4. What legislative mechanics produced the largest shifts
The two most consequential legislative mechanics were (a) emergency/supplemental-style funding and continuing resolutions that bypassed the regular appropriations timetable and allowed large front-loaded resources for DHS components, and (b) inclusion of multi-year enforcement funding within a broader reconciliation or omnibus framework that locked in multi-year spending figures and contingencies tied to border metrics—both approaches amplified ICE’s resource base beyond standard annual appropriations [3] [7]. Congressional riders, general provisions, and rescission items in the DHS appropriations process also changed the “score” of bills and the availability of funds, and CRS reporting documents several procedural provisions (for example, rescissions and contingency funds) that materially affected FY2025 DHS resource flows [7] [8].
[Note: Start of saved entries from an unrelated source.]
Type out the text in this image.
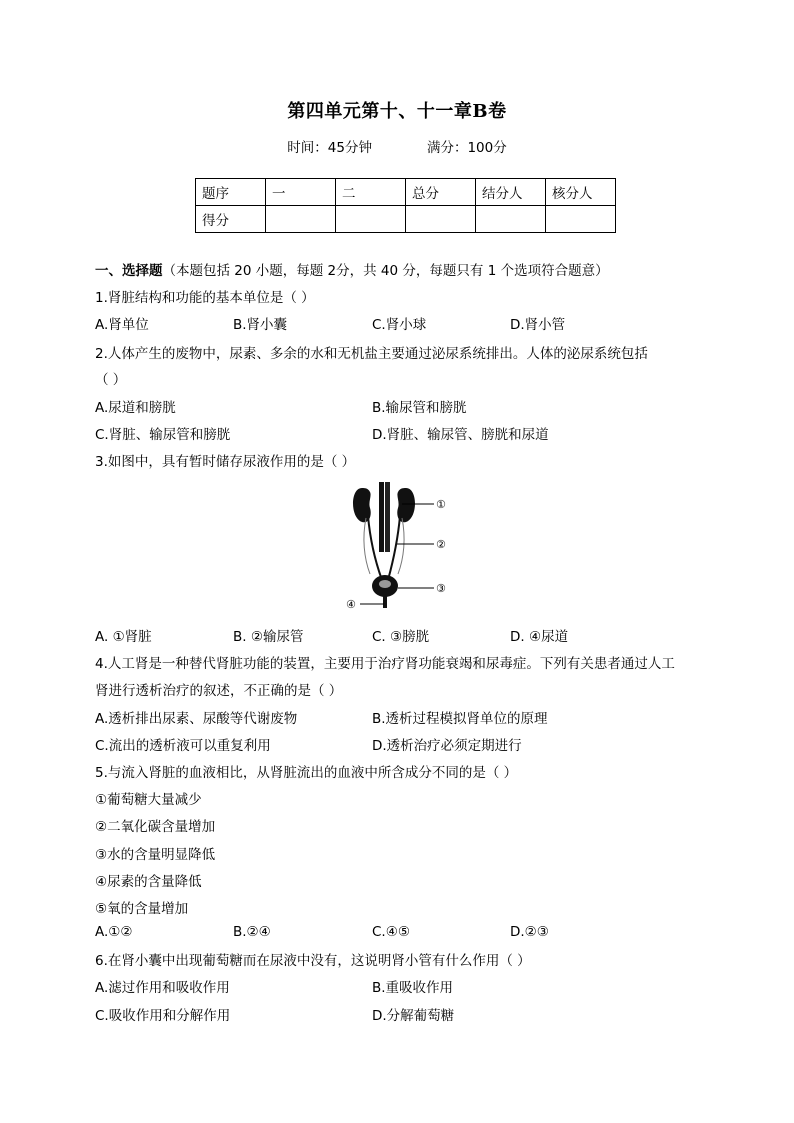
第四单元第十、十一章B卷
时间：45分钟	满分：100分
题序	一	二	总分	结分人	核分人
得分					
一、选择题（本题包括 20 小题，每题 2分，共 40 分，每题只有 1 个选项符合题意）
1.肾脏结构和功能的基本单位是（ ）
A.肾单位	B.肾小囊	C.肾小球	D.肾小管
2.人体产生的废物中，尿素、多余的水和无机盐主要通过泌尿系统排出。人体的泌尿系统包括
（ ）
A.尿道和膀胱	B.输尿管和膀胱
C.肾脏、输尿管和膀胱	D.肾脏、输尿管、膀胱和尿道
3.如图中，具有暂时储存尿液作用的是（ ）
①
②
③
④
A. ①肾脏	B. ②输尿管	C. ③膀胱	D. ④尿道
4.人工肾是一种替代肾脏功能的装置，主要用于治疗肾功能衰竭和尿毒症。下列有关患者通过人工
肾进行透析治疗的叙述，不正确的是（ ）
A.透析排出尿素、尿酸等代谢废物	B.透析过程模拟肾单位的原理
C.流出的透析液可以重复利用	D.透析治疗必须定期进行
5.与流入肾脏的血液相比，从肾脏流出的血液中所含成分不同的是（ ）
①葡萄糖大量减少
②二氧化碳含量增加
③水的含量明显降低
④尿素的含量降低
⑤氧的含量增加
A.①②	B.②④	C.④⑤	D.②③
6.在肾小囊中出现葡萄糖而在尿液中没有，这说明肾小管有什么作用（ ）
A.滤过作用和吸收作用	B.重吸收作用
C.吸收作用和分解作用	D.分解葡萄糖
5. Competing narratives, agendas, and limits of the public record
Advocacy groups on both sides frame the shifts to support opposing narratives: immigrant‑rights groups call the 2025 funding the largest-ever investment in detention and deportation and warn of humanitarian harm, while enforcement and border‑security advocates portray the funding as essential to operational readiness and border control [5] [6]. Independent oversight notes—such as GAO’s work on reprogramming and ICE’s reliance on intra‑DHS transfers—show that published appropriations totals can understate the full fiscal picture because agencies frequently move funds internally [4]. Some contemporaneous analyses also caution that revised enacted FY2025 totals were still being compiled when they published, meaning precise comparable FY2023-to-FY2025 line‑item figures are not consistently available across sources [2].